Covid jabs possible for children from January
The Swiss health authorities have recommended extending anti-Covid vaccinations to children aged between five and 11.
The statement by the Federal Office of Public Health and the government advisory commission for vaccination on Tuesday came four days after the medical regulator, Swissmedic, gave the green light to Pfizer/BioNTech’s vaccine.
Both the commission and the health office said the recommendation applied particularly to children who already face serious health risks due to a chronic condition.
The recommendation also applies to children of this age group who have recovered from an infection with Covid-19 and who have close contact with vulnerable people.
The vaccines will be available from the beginning of January 2022, according to Virginie Masserey of the health office.
Christoph Berger, president of the Federal Vaccination Commission, said the authorisation was based on clinical studies carried out with children in the United States.
The health situation in Swiss hospitals remains tense, according to Masserey, who said that latest statistics suggest an increase of hospitalisations is likely in the next few weeks.
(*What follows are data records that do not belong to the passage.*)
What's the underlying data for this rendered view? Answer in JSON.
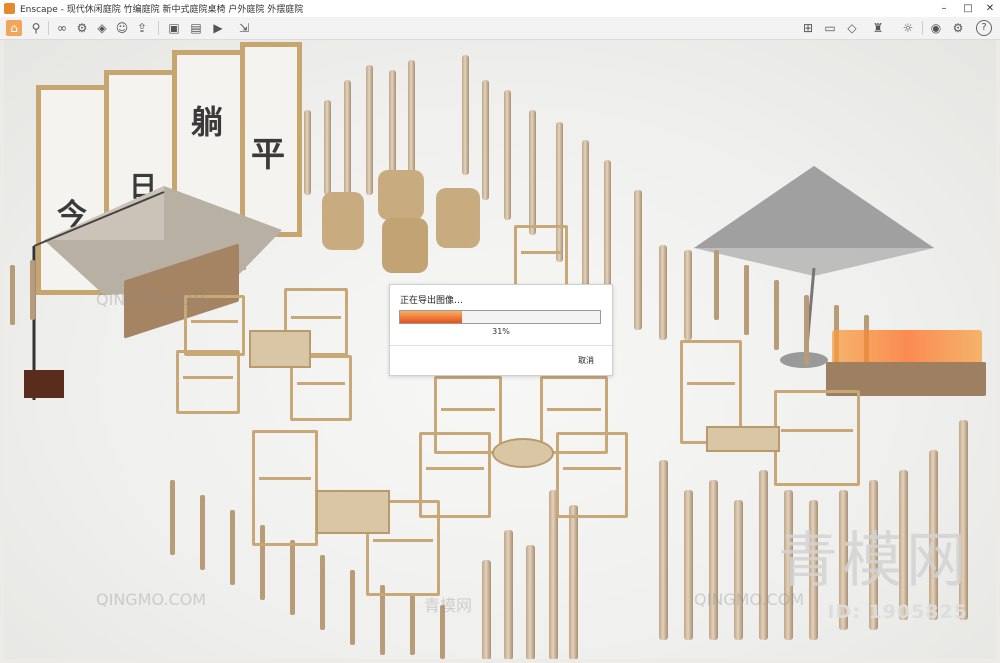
{
  "window": {
    "app_name": "Enscape",
    "title": "Enscape - 现代休闲庭院 竹编庭院 新中式庭院桌椅 户外庭院 外摆庭院",
    "controls": {
      "minimize": "–",
      "maximize": "□",
      "close": "✕"
    }
  },
  "toolbar": {
    "left_icons": [
      "home-icon",
      "pin-icon",
      "binoculars-icon",
      "settings-icon",
      "drop-icon",
      "person-icon",
      "upload-icon",
      "screenshot-icon",
      "panorama-icon",
      "video-icon",
      "export-icon"
    ],
    "right_icons": [
      "map-icon",
      "window-icon",
      "cube-icon",
      "asset-library-icon",
      "sun-icon",
      "view-icon",
      "gear-icon",
      "help-icon"
    ],
    "help_label": "?"
  },
  "dialog": {
    "title": "正在导出图像…",
    "progress_fraction": 0.31,
    "percent_label": "31%",
    "cancel_label": "取消"
  },
  "scene": {
    "screen_chars": [
      "今",
      "日",
      "躺",
      "平"
    ],
    "accent_color": "#f08a2a"
  },
  "watermarks": {
    "site": "QINGMO.COM",
    "site_cn": "青模网",
    "brand_big": "青模网",
    "id_text": "ID: 1905825"
  }
}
However, the upward trend of new daily Covid cases appears to be slowing after a steady rise over the past eight weeks.
Experts say it is too early to say whether the peak of the latest wave of infections has been reached: the seven-day average of new daily cases currently stands at 9,140.
Two-thirds of the Swiss population have so far received two anti-Covid jabs and just over 47% of the population over the age of 65 have had a third, booster vaccination.
The main teachers’ associations have called for improved coordination of hygiene and protection measures across the country ahead of an expected government decision on Friday about tightening of rules.
The associations urge national and cantonal authorities to streamline regulations, notably around the use of CO2 sensors and air filters in classrooms, as well as preventive testing programmes and the wearing of face masks.
The 26 cantonal authorities traditionally have wide-ranging autonomy on education and health issues, something which has prompted controversy about regional differences in approaching the pandemic.
Faced with the current situation, the government last week proposed two possible scenarios ahead of the expected decision on Friday.
One scenario proposes limiting entry to indoor public places to vaccinated people and those who have recovered from an infection. The other foresees the temporary closure of public places where wearing a mask is not possible.
There have also been calls for a re-introduction of the work-from-home rule.